Aunque nunca soñé que podía llegar a desfilar no es extraño que siendo su amigo me haya invitado a participar de algunos de sus desfiles, lo que me permitió vislumbrar el magnetismo de alguien que siempre logró tener una corte a su alrededor: drag queens, travestis, freaks, poetas, escritores, almas en pena pero también en gracia. A varios de los artistas de mi generación que más admiro los conocí por entonces, girando alrededor de sus caprichosos y desconcertantes proyectos. En ese entonces lo asimilé como un Andy Warhol de Remedios de Escalada (“ningún Miguel Angel sale de Escalada”), pero ahora lo recuerdo como una mezcla entre John Galliano y el Fagin de Oliver Twist, a la vez generoso e intrigante, apelando a la telepatía para lograr desfiles teatrales, happenings hechos con basura que mágicamente resultaba glamorosa.
Por cierto, desde entonces me siento uno de los seres más bellos de estos tiempos, capaz de seducir a la chica más hermosa de la ciudad… lo que nos lleva de nuevo a la alucinación y sus fatales consecuencias.

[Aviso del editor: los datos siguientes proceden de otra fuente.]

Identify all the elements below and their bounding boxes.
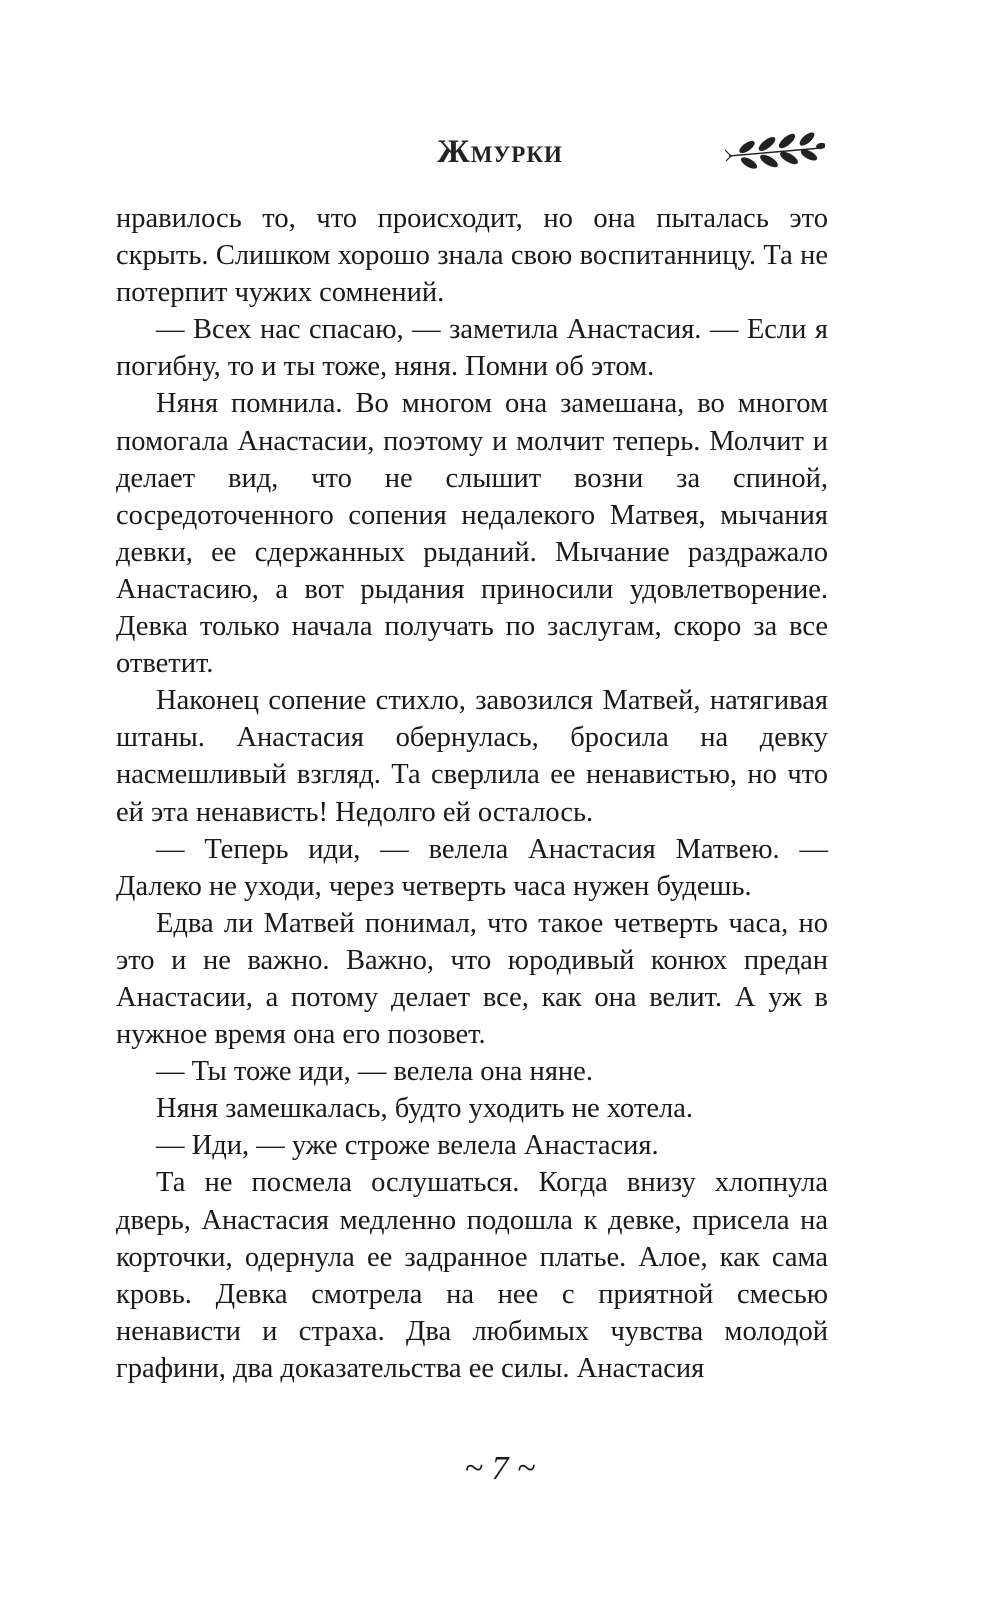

De Loof se había inventado a sí mismo y era (y sigue siendo) una invitación irresistible para hacer lo propio, aunque seas petiso, gordo, flaco, pobre o falopero. Por una serie de coincidencias y amigas en común nos hicimos amigos en el 2000, cuando vivía en San Telmo en La Victoria, donde siempre pasaba Blanquita, su hermosa y protectora madre y salía a diario a pasear a Coco, su perrita. Allí, en el 2001 me explicó durante una nota su credo: “Para mí, toda persona tiene que desfilar antes de morir y hay mucha gente que quiero hacer desfilar antes de que yo muera o ellas mueran. Si yo conozco a un chico que tiene un orto increíble, ¿para qué me lo voy a guardar para mí? Lo hago desfilar, para que la gente diga: ¡Que culo increíble tiene ese chico! La vida es una sola, ¿Cuándo vas a tener una ovación si no desfilás en vida?”.
Cuando en el 2016 lo volví a entrevistar en Berazategui también aproveché para hacerle un poco de masajes en los pies, que tenía negros de mugre. Por entonces parecía un hombre derrotado, acosado por fantasmas, rabioso y resentido por haber hecho tanto y no tener un mango; por sentirse ninguneado y a la vez imitado; y, sobre todo, muy triste por la ausencia de su mamá. Sólo un Rey logra volver de un abismo tal, pero también me reconforta saber que sus amigas (en especial Laura Bastet, un ángel guardián) y amigos (su corte) lo apoyó de miles de formas para que volviera a levantarse y consagrarse con la muestra que aún hoy está en el MAMBA.
Diciéndole a todo que sí, alimentándose del derroche de energía, juntando lo irreconciliable, aceptando su salvajismo y despreciando magníficamente el arte moderno y sus momias sagradas, De Loof se dio el lujo de hacer siempre lo que tuvo ganas y supo siempre que lo importante era el brillo, “sea de Jesús o de Ariel La Vogue”.
Leí por ahí que antes de la internación estaba fantasmeando en la editorial Mansalva, lo que nos lleva de nuevo a El Monarca, la deliciosa y áspera peli de Garamona. Se puede ver en Youtube y tiene música de Ulises Conti, y es algo así como un “De Loof de la A a la B” de 32 minutos, que alcanzan para sintonizar con el espíritu místico y poético de Sergio. Antes de ponerse a rezar el padrenuestro, abre su corazón y se muestra como un religioso, frívolo pero agradecido: “Para mí todos los dones me los dio Dios y me los quitó Dios. Y yo sé que es medio poco ‘intelectual’ creer en Dios, en el Dios de barba, él papá de Jesucristo y todo eso, pero es lo que me enseñaron mis padres y es mi única manera de entender lo que me pasa y porque pude ser artista y del don que tengo. Yo creo en el destino, que está escrito. Yo no morí hoy porque está escrito. Porque no me cuido para nada y no muero y se murió muchísima gente muy joven. Y la única manera de explicarlo es que ya está escrito el día de mi muerte”. De Loof Not Dead.